Ouçam agora vocês, ricos! Chorem e lamentem-se, tendo em vista a desgraça que virá sobre vocês. A riqueza de vocês apodreceu, e as traças corroeram as suas roupas. O ouro e a prata de vocês enferrujaram, e a ferrugem deles testemunhará contra vocês e como fogo devorará a sua carne. Vocês acumularam bens nestes últimos dias. Vejam, o salário dos trabalhadores que ceifaram os seus campos, e que vocês retiveram com fraude, está clamando contra vocês. O lamento dos ceifeiros chegou aos ouvidos do Senhor dos Exércitos. Vocês viveram luxuosamente na terra, desfrutando prazeres, e fartaram-se de comida em dia de abate. Vocês têm condenado e matado o justo, sem que ele ofereça resistência. (5:1-6)

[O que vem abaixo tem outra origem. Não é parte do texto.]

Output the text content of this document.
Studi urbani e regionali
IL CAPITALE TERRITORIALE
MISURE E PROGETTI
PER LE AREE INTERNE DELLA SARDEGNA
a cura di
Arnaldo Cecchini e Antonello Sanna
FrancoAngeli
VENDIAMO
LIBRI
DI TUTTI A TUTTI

E esta passagem é apenas o clímax de um crescendo moral que se estende por toda a epístola, começando com a garantia de Tiago aos seus leitores de que Deus “escolheu os destituídos dentro do cosmos, tão ricos em fidelidade e como herdeiros do Reino que prometeu àqueles que o amam”, enquanto os ricos são, como uma classe inteira, opressores, perseguidores e blasfemadores do santo nome de Cristo (2:5-7).

Era tudo muito mais fácil, é claro – essa indiferença em relação aos bens privados – para aquelas primeiras gerações de cristãos. Eles tendiam a se ver como inquilinos transitórios dentro de um mundo em rápido desaparecimento, refugiados passando levemente por uma história que não era a sua. Seus vínculos com a sociedade mais ampla eram, na melhor das hipóteses, tênues, e permeados por mais do que uma pitada de ironia apocalíptica. Mas, à medida que as euforias e expectativas iniciais do evangelho desapareceram e os hábitos de vida estabelecidos neste mundo deprimente durável emergiram novamente, as práticas distintivas dos primeiros cristãos deram lugar às práticas comuns da ordem estabelecida.

Mesmo assim, a mudança não foi exatamente abrupta. Perto do final do primeiro século, o manual de vida cristã conhecido como Didache instruiu os crentes a compartilhar todas as coisas em comum e a não pensar em nada como propriedade privada. Os primeiros cristãos da cidade síria de Edessa não se converteram tão cedo quanto se desfizeram de seus pertences. Já no século II, o satirista pagão Luciano de Samósata (c. 125–c. 181 d.C.) podia relatar que os cristãos viam as posses com desprezo e possuíam todas as propriedades comunitariamente. O apologista cristão Justino Mártir (c. 100-165 d.C.) proclamou que ser cristão era não mais buscar riqueza, mas fazer um fundo comum de todos os bens para redistribuir aos necessitados. Mesmo Clemente de Alexandria (c. 150–c. 215 d.C.), que foi o primeiro teólogo significativo a assegurar a uma nova classe crescente de cristãos proprietários que eles poderiam reter algo de suas posses desde que cultivassem a pobreza de espírito, o fez apenas a contragosto. Ele ainda chamava a propriedade privada de fruto da maldade, e insistia que idealmente todos os bens deveriam estar disponíveis para uso comum. Tertuliano (c. 155–c. 240 d.C.) observou que os cristãos achavam fácil uma comunidade completa de bens porque já compartilhavam uma alma e uma mente comuns.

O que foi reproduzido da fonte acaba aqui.